Meng Zhu – seorang profesor di Johns Hopkins yang mempelajari pengambilan keputusan konsumen dan pemasaran – baru-baru ini menceritakan Suara hal ini tidak hanya mendorong seseorang untuk melakukan hal tersebut, namun juga dirancang untuk mendorong pelanggan agar meninggalkan jumlah yang “disarankan” oleh bisnis.
Ada yang berpendapat bahwa sistem pungutan liar kita mencerminkan indahnya kapitalisme – maafkan saya sementara saya menahan tawa. Pelanggan selalu bebas memutuskan cara memberi tip, bukan layar tip yang menyajikan tiga opsi terbatas kepada mereka. Sangat mudah untuk menyimpulkan bahwa kemarahan kita terhadap budaya memberi tip saat ini bermuara pada sikap Amerikanisme bahwa kita tidak suka diberitahu apa yang harus dilakukan.

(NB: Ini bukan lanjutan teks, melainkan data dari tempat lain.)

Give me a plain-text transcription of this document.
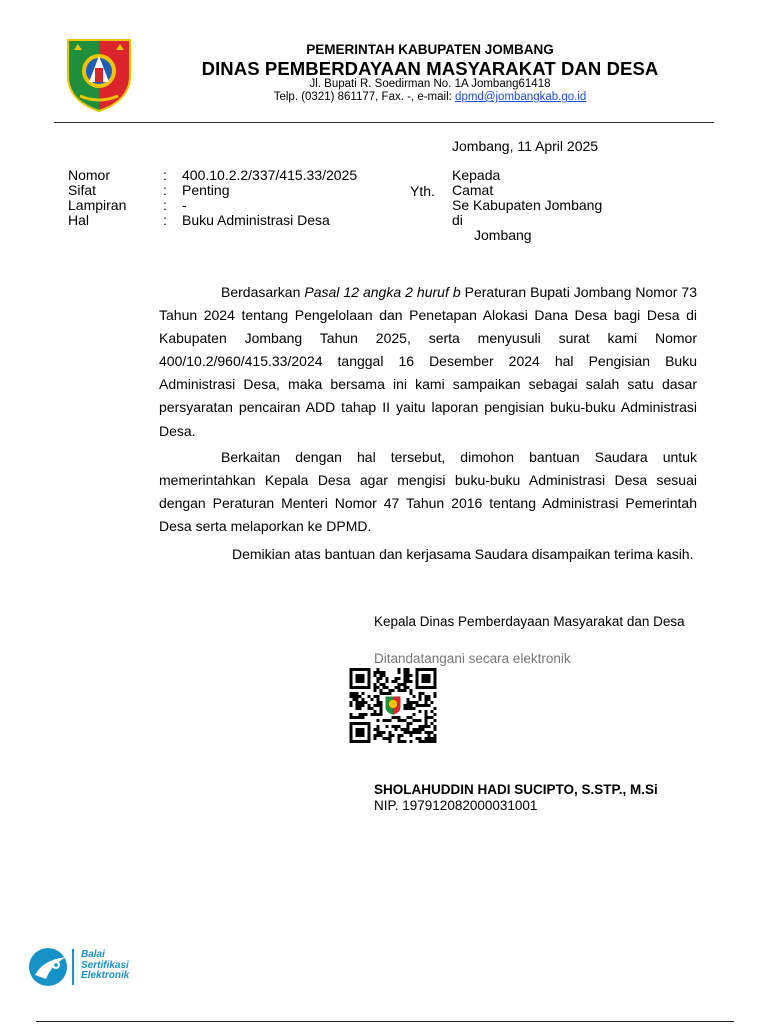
PEMERINTAH KABUPATEN JOMBANG
DINAS PEMBERDAYAAN MASYARAKAT DAN DESA
Jl. Bupati R. Soedirman No. 1A Jombang61418
Telp. (0321) 861177, Fax. -, e-mail: dpmd@jombangkab.go.id
Jombang, 11 April 2025
Nomor
Sifat
Lampiran
Hal
:
:
:
:
400.10.2.2/337/415.33/2025
Penting
-
Buku Administrasi Desa
Yth.
Kepada
Camat
Se Kabupaten Jombang
di
Jombang
Berdasarkan Pasal 12 angka 2 huruf b Peraturan Bupati Jombang Nomor 73 Tahun 2024 tentang Pengelolaan dan Penetapan Alokasi Dana Desa bagi Desa di Kabupaten Jombang Tahun 2025, serta menyusuli surat kami Nomor 400/10.2/960/415.33/2024 tanggal 16 Desember 2024 hal Pengisian Buku Administrasi Desa, maka bersama ini kami sampaikan sebagai salah satu dasar persyaratan pencairan ADD tahap II yaitu laporan pengisian buku-buku Administrasi Desa.
Berkaitan dengan hal tersebut, dimohon bantuan Saudara untuk memerintahkan Kepala Desa agar mengisi buku-buku Administrasi Desa sesuai dengan Peraturan Menteri Nomor 47 Tahun 2016 tentang Administrasi Pemerintah Desa serta melaporkan ke DPMD.
Demikian atas bantuan dan kerjasama Saudara disampaikan terima kasih.
Kepala Dinas Pemberdayaan Masyarakat dan Desa
Ditandatangani secara elektronik
SHOLAHUDDIN HADI SUCIPTO, S.STP., M.Si
NIP. 197912082000031001
Balai
Sertifikasi
Elektronik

Sejujurnya, tidak ada yang bisa memenangkan perdebatan ini kecuali – amit-amit – memberikan upah yang lebih tinggi kepada masyarakat. Jika harga barang dan jasa dinaikkan untuk mendukung pekerja tanpa biaya, masyarakat akan mencari cara untuk mengeluh tentang kenaikan biaya. Namun jika budaya memberi tip kembali ke ‘masa lalu yang indah’, sebelum ditemukannya layar iPad yang rusak, kemungkinan besar pekerja yang berhadapan dengan pelanggan tidak akan mendapatkan uang yang layak mereka dapatkan.
Mungkin menyalahkan pemilik bisnis adalah satu-satunya cara kita dapat melepaskan diri dari apa yang disebut sebagai krisis biaya ini, daripada menghukum server.